Ronald Graham, a member of the law firm Taylor Wessing, said that the people of two major family offices, including one with billions of dollars, had told him to explore the United Arab Emirates and that the regulations were the reason. One has already completed the movement.
He said: “There is more regulation in Switzerland, certainly more dissemination in terms of confidential information. Dubai family offices are not subject to the same standards, they can be more private, this is more attractive to the rich in the world.”
There had been no problem or “moment on the road to Damascus” who had persuaded these family offices to consider leaving Switzerland, but an accumulation of obstacles, said Graham, including the definition of “family”.
A family office in Switzerland that manages assets for more than 20 clients, including one family members, or with income or assets above the specified limits, must be licensed as a portfolio manager, attracting a more onerous regulation, according to the Swiss Bank Julius Baer. In contrast, Graham said, Dubai had a wide definition of “family” that did not invite greater regulation.
Rich families have also been concerned about recent political debate in Switzerland, which will hold a referendum earlier this year on the introduction of a 50 percent tax on very large inheritance and gifts.
A beneficiary from a Swiss family office said that political debate and concern about regulation had pushed some people out of the country.
It is expected that the voters will reject the proposal, but the person said: “The insecurity that it has caused in the last two years has obviously prompted some families to reconsider Switzerland as their financial center.” He quoted Norwegian families who had moved to prevent national taxes and Swiss families who occupied their businesses in their family offices.
The two single -family offices, which manage the wealth of a family, and the multi -family offices have moved wholesale to Dubai or establishing a branch there.

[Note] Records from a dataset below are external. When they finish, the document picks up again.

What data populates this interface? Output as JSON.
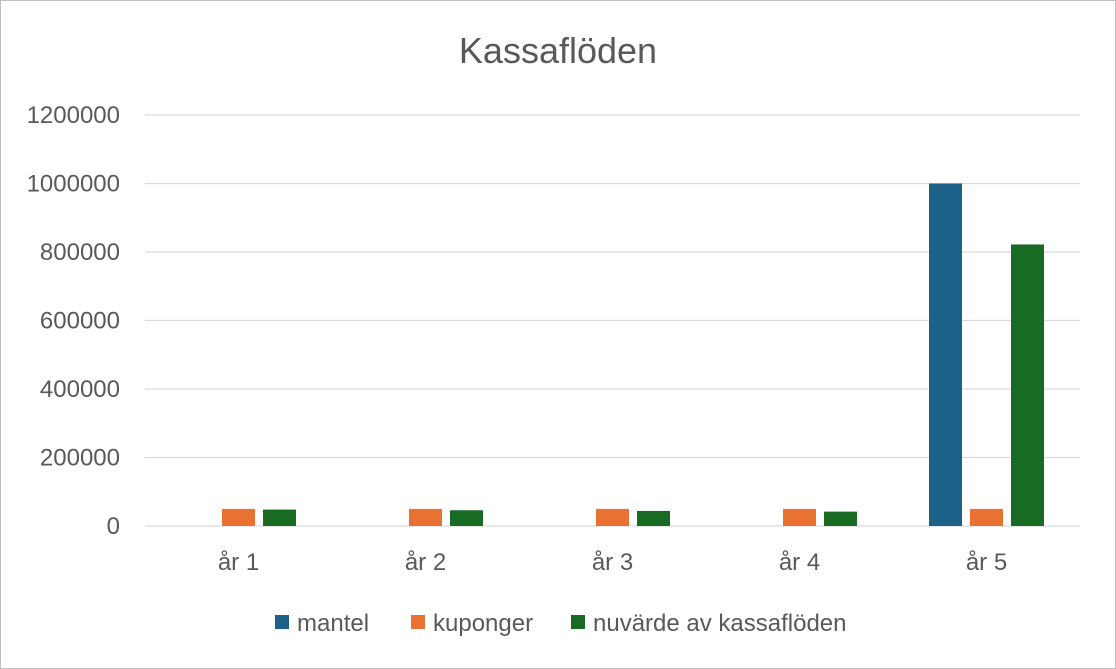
{
  "chart_data": {
    "type": "bar",
    "title": "Kassaflöden",
    "categories": [
      "år 1",
      "år 2",
      "år 3",
      "år 4",
      "år 5"
    ],
    "series": [
      {
        "name": "mantel",
        "color": "#1b6188",
        "values": [
          0,
          0,
          0,
          0,
          1000000
        ]
      },
      {
        "name": "kuponger",
        "color": "#e97132",
        "values": [
          50000,
          50000,
          50000,
          50000,
          50000
        ]
      },
      {
        "name": "nuvärde av kassaflöden",
        "color": "#196b24",
        "values": [
          48000,
          46000,
          44000,
          42000,
          822000
        ]
      }
    ],
    "ylim": [
      0,
      1200000
    ],
    "yticks": [
      "0",
      "200000",
      "400000",
      "600000",
      "800000",
      "1000000",
      "1200000"
    ],
    "grid": true,
    "legend_position": "bottom"
  }
}
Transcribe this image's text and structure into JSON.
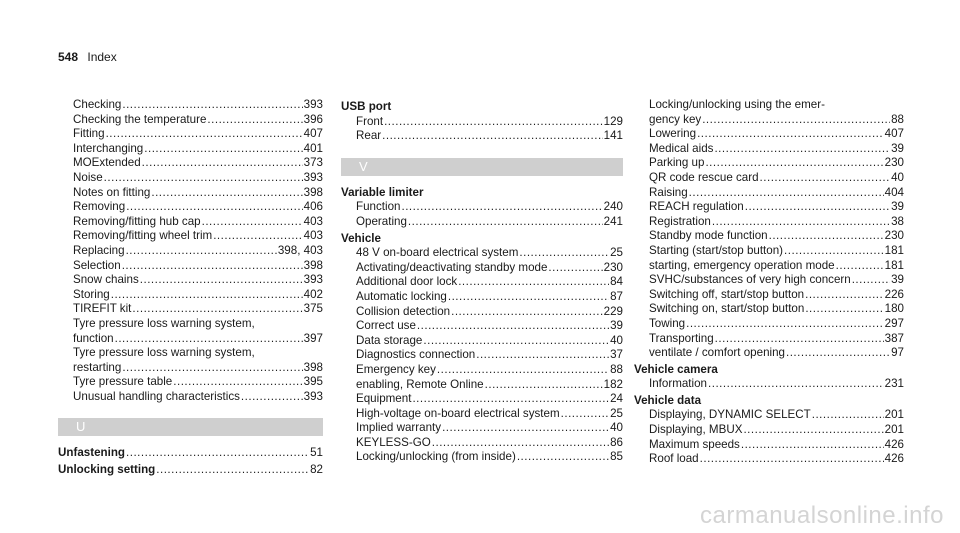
{
  "header": {
    "page_number": "548",
    "title": "Index"
  },
  "col1": {
    "items": [
      {
        "text": "Checking",
        "page": "393"
      },
      {
        "text": "Checking the temperature",
        "page": "396"
      },
      {
        "text": "Fitting",
        "page": "407"
      },
      {
        "text": "Interchanging",
        "page": "401"
      },
      {
        "text": "MOExtended",
        "page": "373"
      },
      {
        "text": "Noise",
        "page": "393"
      },
      {
        "text": "Notes on fitting",
        "page": "398"
      },
      {
        "text": "Removing",
        "page": "406"
      },
      {
        "text": "Removing/fitting hub cap",
        "page": "403"
      },
      {
        "text": "Removing/fitting wheel trim",
        "page": "403"
      },
      {
        "text": "Replacing",
        "page": "398, 403"
      },
      {
        "text": "Selection",
        "page": "398"
      },
      {
        "text": "Snow chains",
        "page": "393"
      },
      {
        "text": "Storing",
        "page": "402"
      },
      {
        "text": "TIREFIT kit",
        "page": "375"
      }
    ],
    "tpms_function": {
      "line1": "Tyre pressure loss warning system,",
      "line2": "function",
      "page": "397"
    },
    "tpms_restarting": {
      "line1": "Tyre pressure loss warning system,",
      "line2": "restarting",
      "page": "398"
    },
    "items_after": [
      {
        "text": "Tyre pressure table",
        "page": "395"
      },
      {
        "text": "Unusual handling characteristics",
        "page": "393"
      }
    ],
    "section_u": "U",
    "u_entries": [
      {
        "text": "Unfastening",
        "page": "51"
      },
      {
        "text": "Unlocking setting",
        "page": "82"
      }
    ]
  },
  "col2": {
    "usb_heading": "USB port",
    "usb_items": [
      {
        "text": "Front",
        "page": "129"
      },
      {
        "text": "Rear",
        "page": "141"
      }
    ],
    "section_v": "V",
    "vl_heading": "Variable limiter",
    "vl_items": [
      {
        "text": "Function",
        "page": "240"
      },
      {
        "text": "Operating",
        "page": "241"
      }
    ],
    "vehicle_heading": "Vehicle",
    "vehicle_items": [
      {
        "text": "48 V on-board electrical system",
        "page": "25"
      },
      {
        "text": "Activating/deactivating standby mode",
        "page": "230"
      },
      {
        "text": "Additional door lock",
        "page": "84"
      },
      {
        "text": "Automatic locking",
        "page": "87"
      },
      {
        "text": "Collision detection",
        "page": "229"
      },
      {
        "text": "Correct use",
        "page": "39"
      },
      {
        "text": "Data storage",
        "page": "40"
      },
      {
        "text": "Diagnostics connection",
        "page": "37"
      },
      {
        "text": "Emergency key",
        "page": "88"
      },
      {
        "text": "enabling, Remote Online",
        "page": "182"
      },
      {
        "text": "Equipment",
        "page": "24"
      },
      {
        "text": "High-voltage on-board electrical system",
        "page": "25"
      },
      {
        "text": "Implied warranty",
        "page": "40"
      },
      {
        "text": "KEYLESS-GO",
        "page": "86"
      },
      {
        "text": "Locking/unlocking (from inside)",
        "page": "85"
      }
    ]
  },
  "col3": {
    "locking_emer": {
      "line1": "Locking/unlocking using the emer-",
      "line2": "gency key",
      "page": "88"
    },
    "items": [
      {
        "text": "Lowering",
        "page": "407"
      },
      {
        "text": "Medical aids",
        "page": "39"
      },
      {
        "text": "Parking up",
        "page": "230"
      },
      {
        "text": "QR code rescue card",
        "page": "40"
      },
      {
        "text": "Raising",
        "page": "404"
      },
      {
        "text": "REACH regulation",
        "page": "39"
      },
      {
        "text": "Registration",
        "page": "38"
      },
      {
        "text": "Standby mode function",
        "page": "230"
      },
      {
        "text": "Starting (start/stop button)",
        "page": "181"
      },
      {
        "text": "starting, emergency operation mode",
        "page": "181"
      },
      {
        "text": "SVHC/substances of very high concern",
        "page": "39"
      },
      {
        "text": "Switching off, start/stop button",
        "page": "226"
      },
      {
        "text": "Switching on, start/stop button",
        "page": "180"
      },
      {
        "text": "Towing",
        "page": "297"
      },
      {
        "text": "Transporting",
        "page": "387"
      },
      {
        "text": "ventilate / comfort opening",
        "page": "97"
      }
    ],
    "camera_heading": "Vehicle camera",
    "camera_items": [
      {
        "text": "Information",
        "page": "231"
      }
    ],
    "data_heading": "Vehicle data",
    "data_items": [
      {
        "text": "Displaying, DYNAMIC SELECT",
        "page": "201"
      },
      {
        "text": "Displaying, MBUX",
        "page": "201"
      },
      {
        "text": "Maximum speeds",
        "page": "426"
      },
      {
        "text": "Roof load",
        "page": "426"
      }
    ]
  },
  "watermark": "carmanualsonline.info"
}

Around 200 family offices joined the Dubai Financial Center in Dubai last year, according to the DIFC, reaching the total up to 800.
Reto Gareus, a member of the KPMG consulting firm in Switzerland, said that many multi -family offices were moving to the Middle East because their customers moved. “The standard of living in Dubai is huge and the economic system is aimed at businessmen and ultra-resistant individuals,” he said.
Thomas Hug, Deloitte’s fiscal partner in Switzerland, said that Switzerland does not offer generous incentives to investment companies, while some Middle East governments offered “convincing subsidies”.
Dubai also benefited from other changes, from Abolition of the non -domestic regime of the United Kingdom According to high taxes in other European countries and sanctions on Russian assets, according to industry figures.
Family offices operating in Switzerland and exploring the Arab Emirates were “often, according to Yann Mrazek, a partner, sophisticated, multi -directional (i) for non -Swiss nationals,” said Yann Mrazek, a member of M/HQ, who helps rich customers structure their wealth.
The 2024 ranking of Deloitte’s consulting in international wealth management centers said that Switzerland remained the main world center, but that “recent developments … threatened to weaken Swiss competitiveness”, citing the tax, regulation and loss of trust among some investors after the bankruptcy of Sueisse credit.
At the same time, some The north -rich Americans They are developing contingency plans to transfer assets to Switzerland, as the Trump administration seems uncertain. The Andermatt skiing village is demonstrating particularly attractive Due to the weakest rules on the property of foreign property.